The Adams Ant Lab hosted elementary school children from the Junior Explorer Club of Upper Arlington. Recent graduate Mazie Davis and undergraduate students Andrew Mularo and Morgan Oberweiser put together a program to teach the little ones about various ways that animals communicate. First the students played a bioacoustics guessing game – they listened to some diverse audio recordings, courtesy of the Borror Lab of Bioacoustics, and tried to guess what animals they came from.

Can you tell which animals make these sounds? Look for the correct answers at the bottom of this post.

mystery sound 1:

mystery sound 2:

mystery sound 3:

Next the students learned about the use of coloration for communication. They observed camouflage in northern walking stick insects and African ghost mantises, as well as warning coloration in Peruvian black velvet stick insects and yellow banded poison dart frogs.

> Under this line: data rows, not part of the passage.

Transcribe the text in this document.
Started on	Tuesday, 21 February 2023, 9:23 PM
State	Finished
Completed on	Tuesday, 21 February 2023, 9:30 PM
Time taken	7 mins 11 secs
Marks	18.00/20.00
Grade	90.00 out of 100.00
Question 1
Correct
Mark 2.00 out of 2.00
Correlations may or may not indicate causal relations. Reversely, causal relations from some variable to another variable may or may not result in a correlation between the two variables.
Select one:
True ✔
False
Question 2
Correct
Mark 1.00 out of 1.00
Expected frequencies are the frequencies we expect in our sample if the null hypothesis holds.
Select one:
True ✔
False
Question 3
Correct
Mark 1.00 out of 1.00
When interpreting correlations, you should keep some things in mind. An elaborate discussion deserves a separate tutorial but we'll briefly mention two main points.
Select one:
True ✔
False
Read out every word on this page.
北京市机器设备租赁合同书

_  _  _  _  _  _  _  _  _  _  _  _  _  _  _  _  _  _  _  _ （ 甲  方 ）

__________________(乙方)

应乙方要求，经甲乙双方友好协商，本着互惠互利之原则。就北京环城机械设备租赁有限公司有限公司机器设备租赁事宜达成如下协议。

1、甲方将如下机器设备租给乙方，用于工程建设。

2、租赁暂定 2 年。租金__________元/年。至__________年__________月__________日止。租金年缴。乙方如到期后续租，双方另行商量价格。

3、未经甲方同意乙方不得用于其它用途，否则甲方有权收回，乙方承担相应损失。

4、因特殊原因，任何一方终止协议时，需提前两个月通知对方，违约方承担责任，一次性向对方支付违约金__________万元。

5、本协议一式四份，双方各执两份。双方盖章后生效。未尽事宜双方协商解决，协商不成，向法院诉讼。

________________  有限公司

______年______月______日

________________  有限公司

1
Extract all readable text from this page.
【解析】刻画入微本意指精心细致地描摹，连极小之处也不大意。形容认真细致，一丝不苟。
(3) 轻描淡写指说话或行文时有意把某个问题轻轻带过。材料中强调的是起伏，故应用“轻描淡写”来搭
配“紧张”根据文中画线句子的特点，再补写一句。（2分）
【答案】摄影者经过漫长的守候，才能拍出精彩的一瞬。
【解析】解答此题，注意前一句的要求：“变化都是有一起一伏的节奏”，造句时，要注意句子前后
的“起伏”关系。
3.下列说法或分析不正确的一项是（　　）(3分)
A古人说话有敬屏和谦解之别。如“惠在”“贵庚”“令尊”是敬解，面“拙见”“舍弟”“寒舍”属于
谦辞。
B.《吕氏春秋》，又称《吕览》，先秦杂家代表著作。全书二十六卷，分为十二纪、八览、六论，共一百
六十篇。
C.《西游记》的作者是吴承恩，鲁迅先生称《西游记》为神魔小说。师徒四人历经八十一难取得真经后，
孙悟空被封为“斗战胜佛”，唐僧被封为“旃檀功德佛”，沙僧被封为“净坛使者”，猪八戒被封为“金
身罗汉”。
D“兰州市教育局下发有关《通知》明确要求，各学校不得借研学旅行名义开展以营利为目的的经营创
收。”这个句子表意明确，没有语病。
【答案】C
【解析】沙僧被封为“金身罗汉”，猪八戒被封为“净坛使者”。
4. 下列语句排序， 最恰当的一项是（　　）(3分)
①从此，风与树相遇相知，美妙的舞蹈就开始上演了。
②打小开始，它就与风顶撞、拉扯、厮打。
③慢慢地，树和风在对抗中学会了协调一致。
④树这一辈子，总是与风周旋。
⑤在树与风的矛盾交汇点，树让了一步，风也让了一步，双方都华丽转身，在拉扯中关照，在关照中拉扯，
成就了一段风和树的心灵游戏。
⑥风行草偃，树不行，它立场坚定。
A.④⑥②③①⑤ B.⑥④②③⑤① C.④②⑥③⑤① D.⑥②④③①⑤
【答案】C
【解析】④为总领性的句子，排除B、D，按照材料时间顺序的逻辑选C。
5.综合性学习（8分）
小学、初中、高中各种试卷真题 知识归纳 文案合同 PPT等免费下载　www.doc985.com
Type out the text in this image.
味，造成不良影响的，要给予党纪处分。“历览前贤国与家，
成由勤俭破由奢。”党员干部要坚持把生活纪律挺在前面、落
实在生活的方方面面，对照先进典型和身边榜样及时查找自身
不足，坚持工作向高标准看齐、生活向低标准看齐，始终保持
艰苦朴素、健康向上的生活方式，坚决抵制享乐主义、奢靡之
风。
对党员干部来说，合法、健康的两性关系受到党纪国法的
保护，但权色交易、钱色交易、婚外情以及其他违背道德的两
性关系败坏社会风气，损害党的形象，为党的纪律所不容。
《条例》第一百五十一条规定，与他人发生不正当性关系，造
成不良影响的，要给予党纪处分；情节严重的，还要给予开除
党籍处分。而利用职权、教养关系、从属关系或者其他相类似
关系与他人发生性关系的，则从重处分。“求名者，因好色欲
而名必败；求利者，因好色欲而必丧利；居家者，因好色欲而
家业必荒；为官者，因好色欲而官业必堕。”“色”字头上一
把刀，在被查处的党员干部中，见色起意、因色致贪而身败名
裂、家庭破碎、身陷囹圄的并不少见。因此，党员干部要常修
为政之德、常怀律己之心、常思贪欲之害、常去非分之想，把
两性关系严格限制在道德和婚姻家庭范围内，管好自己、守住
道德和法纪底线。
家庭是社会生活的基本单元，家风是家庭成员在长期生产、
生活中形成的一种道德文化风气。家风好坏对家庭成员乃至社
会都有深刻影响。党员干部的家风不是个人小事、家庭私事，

The last animal communication system we discussed was chemical communication. The students played a game in which they were each given a scented cotton ball (peppermint, almond, vanilla) and were tasked with sorting themselves into groups using only their noses. Then they compared their skills to those of our large Atta ant colony.

Ant colonies & fungus gardens in R Adams lab at OSU-MBD

Ant colonies & fungus gardens

The grand finale of the trip was a quick tour of the tetrapod collection lead by Dr. Katherine O’Brien. It was a joy to have such wonderful and inquisitive kids come to visit – we expect to see many of their excited faces return come next spring’s Open House (April 7, 2018)!

About the Author: Morgan Oberweiser is an undergraduate (Evolution and Ecology major) research assistant in Rachelle Adams‘ lab.

Answers to animal sound quiz: sound 1 = American alligator (chickadees scolding the alligator), sound 2 = Texas leafcutting ant, sound 3 = South American catfish

4 thoughts on “Junior Explorer Club of Upper Arlington visits ant lab

  1. Great post, I wish I’d had an opportunity like these young students had when I was in school! I recognized the alligator from my time in Florida, too bad you don’t have video. These big male alligators have some very low components to their sound and it is loud enough that you can see the vibrating water waves surrounding their bodies while they are bellowing.